Watching sacked FBI director James Comey’s Senate testimony last week, it was fascinating to see what his Republican questioners didn’t do. Not a single one of them attacked Comey over his repeated statements that US president Donald Trump was, essentially, a liar.
Comey testified that President Trump and others in his administration lied about the state of the FBI, and about who had initiated their contacts. And he testified that he started taking notes about his first meeting with Trump as soon as he got back to his car because he was worried Trump would later lie about the discussions.
History suggests that Republicans would explode in outrage over such allegations.
Yet even among the Republicans in the room, no shouting broke out. No Republican’s face so much as reddened. You felt that a defence of Trump’s honesty might provoke laughter.
This was a signal: the credible defenders of Donald Trump’s honesty are giving up the fight.
The trouble with habitual lying
The new consensus about Trump’s honesty will matter. Washington is a town full of smart people on both sides of the political aisle, people who keep score. When Trump casually claims, as he has recently, that the US electoral college system makes a Republican presidency “almost impossible”, or that he invented the phrase “prime the pump”, he signals his disconnection from the truth to the leaders of both parties and a huge cast of minor US political players. Such disconnection from reality is generally fatal in a town like Washington, and last week you could feel it happening live on TV. Meanwhile, Trump is reportedly having trouble hiring staff for his already understaffed administration and struggling to hire outside legal counsel, and his approval rating has dropped below 40%.
President Trump’s second phase
So we’re already fast entering a new phase of the Trump presidency, where most players accept his shortcomings. Where now?
Parliamentary systems like those in Australia, New Zealand and the UK let parties dump leaders who are either unpopular – Thatcher in 1990, Hawke in 1991, Gillard in 2013, Abbott in 2015 – or dysfunctional, as Australian PM Kevin Rudd arguably was in 2010.
But the US system leaves in office both the unpopular and the dysfunctional, as long as they are not the worst kind of dysfunctional. To be removed, US presidents must be declared unfit by the vice-president and cabinet or impeached and convicted by Congress for official misconduct.
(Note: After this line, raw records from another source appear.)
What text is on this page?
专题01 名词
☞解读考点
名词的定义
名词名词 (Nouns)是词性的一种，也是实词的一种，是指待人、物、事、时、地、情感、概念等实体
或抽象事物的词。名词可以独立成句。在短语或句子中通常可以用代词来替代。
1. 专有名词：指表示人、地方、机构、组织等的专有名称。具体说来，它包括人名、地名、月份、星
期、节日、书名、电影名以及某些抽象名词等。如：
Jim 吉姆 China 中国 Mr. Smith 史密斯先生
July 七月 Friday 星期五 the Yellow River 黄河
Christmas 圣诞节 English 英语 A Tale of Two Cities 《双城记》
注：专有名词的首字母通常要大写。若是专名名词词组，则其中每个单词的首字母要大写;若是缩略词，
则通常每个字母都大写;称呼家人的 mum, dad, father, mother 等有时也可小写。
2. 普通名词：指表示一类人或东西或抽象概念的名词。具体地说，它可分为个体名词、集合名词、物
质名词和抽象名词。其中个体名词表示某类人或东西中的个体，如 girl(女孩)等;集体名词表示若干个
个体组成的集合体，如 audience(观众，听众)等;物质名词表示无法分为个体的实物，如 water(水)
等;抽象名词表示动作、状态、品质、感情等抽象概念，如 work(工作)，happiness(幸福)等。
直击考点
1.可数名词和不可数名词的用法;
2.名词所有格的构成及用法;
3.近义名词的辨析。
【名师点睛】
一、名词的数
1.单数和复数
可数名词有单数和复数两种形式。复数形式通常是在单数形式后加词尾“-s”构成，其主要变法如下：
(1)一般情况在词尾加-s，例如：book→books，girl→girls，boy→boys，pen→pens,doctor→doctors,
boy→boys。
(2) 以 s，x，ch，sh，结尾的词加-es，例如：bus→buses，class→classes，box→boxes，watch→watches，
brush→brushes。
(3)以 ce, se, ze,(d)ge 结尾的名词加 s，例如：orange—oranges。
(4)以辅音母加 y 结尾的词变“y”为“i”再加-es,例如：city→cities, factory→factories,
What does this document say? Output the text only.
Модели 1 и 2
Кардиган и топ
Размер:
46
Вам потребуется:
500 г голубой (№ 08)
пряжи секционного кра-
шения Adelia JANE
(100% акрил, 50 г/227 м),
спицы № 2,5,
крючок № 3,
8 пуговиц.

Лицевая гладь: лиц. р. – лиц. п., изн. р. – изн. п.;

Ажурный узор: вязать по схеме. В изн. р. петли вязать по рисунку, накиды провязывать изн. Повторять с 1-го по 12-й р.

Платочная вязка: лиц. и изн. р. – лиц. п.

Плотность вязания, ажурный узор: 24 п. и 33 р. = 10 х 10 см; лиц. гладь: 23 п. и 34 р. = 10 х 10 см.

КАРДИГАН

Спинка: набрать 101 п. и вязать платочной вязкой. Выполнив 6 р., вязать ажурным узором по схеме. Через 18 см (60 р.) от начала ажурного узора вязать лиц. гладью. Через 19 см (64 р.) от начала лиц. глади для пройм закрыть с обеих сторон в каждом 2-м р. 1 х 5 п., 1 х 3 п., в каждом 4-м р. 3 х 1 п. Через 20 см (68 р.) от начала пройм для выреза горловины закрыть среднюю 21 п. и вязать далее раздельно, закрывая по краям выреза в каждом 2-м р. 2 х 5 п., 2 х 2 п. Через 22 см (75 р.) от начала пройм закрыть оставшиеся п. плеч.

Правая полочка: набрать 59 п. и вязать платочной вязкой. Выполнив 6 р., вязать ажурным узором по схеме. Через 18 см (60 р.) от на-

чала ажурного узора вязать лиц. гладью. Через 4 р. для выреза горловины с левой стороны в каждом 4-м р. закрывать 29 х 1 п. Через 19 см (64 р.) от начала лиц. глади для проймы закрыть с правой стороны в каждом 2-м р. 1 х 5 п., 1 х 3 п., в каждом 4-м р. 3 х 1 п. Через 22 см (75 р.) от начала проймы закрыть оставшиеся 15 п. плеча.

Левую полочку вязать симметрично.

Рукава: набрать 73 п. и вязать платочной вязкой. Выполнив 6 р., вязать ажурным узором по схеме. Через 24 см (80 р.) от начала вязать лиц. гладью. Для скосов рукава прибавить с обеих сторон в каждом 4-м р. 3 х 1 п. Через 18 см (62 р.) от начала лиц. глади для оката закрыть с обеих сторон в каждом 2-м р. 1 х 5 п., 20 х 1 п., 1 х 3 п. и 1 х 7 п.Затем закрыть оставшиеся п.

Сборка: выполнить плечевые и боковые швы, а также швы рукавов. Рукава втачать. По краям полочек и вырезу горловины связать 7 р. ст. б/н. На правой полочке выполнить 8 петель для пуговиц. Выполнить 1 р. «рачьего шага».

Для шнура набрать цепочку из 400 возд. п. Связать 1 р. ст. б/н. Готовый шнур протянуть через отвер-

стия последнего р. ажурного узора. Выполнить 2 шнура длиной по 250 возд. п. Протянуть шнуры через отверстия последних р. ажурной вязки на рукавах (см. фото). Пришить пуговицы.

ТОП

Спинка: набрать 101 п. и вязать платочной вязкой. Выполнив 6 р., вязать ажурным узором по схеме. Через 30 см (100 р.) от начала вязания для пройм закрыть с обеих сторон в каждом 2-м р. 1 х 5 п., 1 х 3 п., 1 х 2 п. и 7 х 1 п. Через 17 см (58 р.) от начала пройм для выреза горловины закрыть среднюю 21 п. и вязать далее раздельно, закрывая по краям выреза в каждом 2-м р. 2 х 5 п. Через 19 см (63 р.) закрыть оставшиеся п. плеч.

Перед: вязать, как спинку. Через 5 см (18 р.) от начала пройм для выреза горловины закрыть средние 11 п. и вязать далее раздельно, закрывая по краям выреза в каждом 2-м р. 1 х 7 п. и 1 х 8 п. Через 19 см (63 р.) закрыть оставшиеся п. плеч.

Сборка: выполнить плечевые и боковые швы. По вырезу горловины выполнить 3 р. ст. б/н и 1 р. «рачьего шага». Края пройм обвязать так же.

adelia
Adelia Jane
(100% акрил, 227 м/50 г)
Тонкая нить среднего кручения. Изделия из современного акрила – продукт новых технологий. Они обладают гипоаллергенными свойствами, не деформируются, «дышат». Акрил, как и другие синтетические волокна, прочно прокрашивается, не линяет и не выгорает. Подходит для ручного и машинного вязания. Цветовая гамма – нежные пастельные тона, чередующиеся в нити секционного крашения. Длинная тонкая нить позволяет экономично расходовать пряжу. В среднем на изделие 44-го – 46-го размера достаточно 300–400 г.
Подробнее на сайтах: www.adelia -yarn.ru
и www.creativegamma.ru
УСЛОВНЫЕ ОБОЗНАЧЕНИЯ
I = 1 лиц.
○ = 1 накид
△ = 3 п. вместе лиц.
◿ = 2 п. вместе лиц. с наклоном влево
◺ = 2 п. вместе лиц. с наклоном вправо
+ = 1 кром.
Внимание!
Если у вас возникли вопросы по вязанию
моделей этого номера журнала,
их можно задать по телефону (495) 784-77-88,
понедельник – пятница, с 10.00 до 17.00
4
None of this seems imminent for Trump. He’s going to be with us a while.
Allies in the firing line
Trump’s role in government is now a real question. Inside the US, the Congress has its own mandate – unlike Trump, it won a handy majority of the vote – and is already running at least one core domestic policy issue, health care, while Trump essentially looks on. But the US president has greater effective power in foreign policy. He need pass no legislation to change US diplomatic stances. Indeed, the weaker US presidents get at home, the more they shift their gaze overseas. Trump threatens to reach this point earlier than most – and with his trademark impetuosity intact.
Just in the past week Trump has spurned the US commitment to NATO’s central Article 5, and sided with one US Gulf ally, Saudi Arabia, in a feud with another, Qatar. By the weekend he had altered positions again, while his secretary of state and the rest of the US foreign policy apparatus tried to limit the damage.
It seems likely there will be much more of this in the months and years ahead. Diminished Trump may be, but for the US’s global allies, that spells interesting times ahead.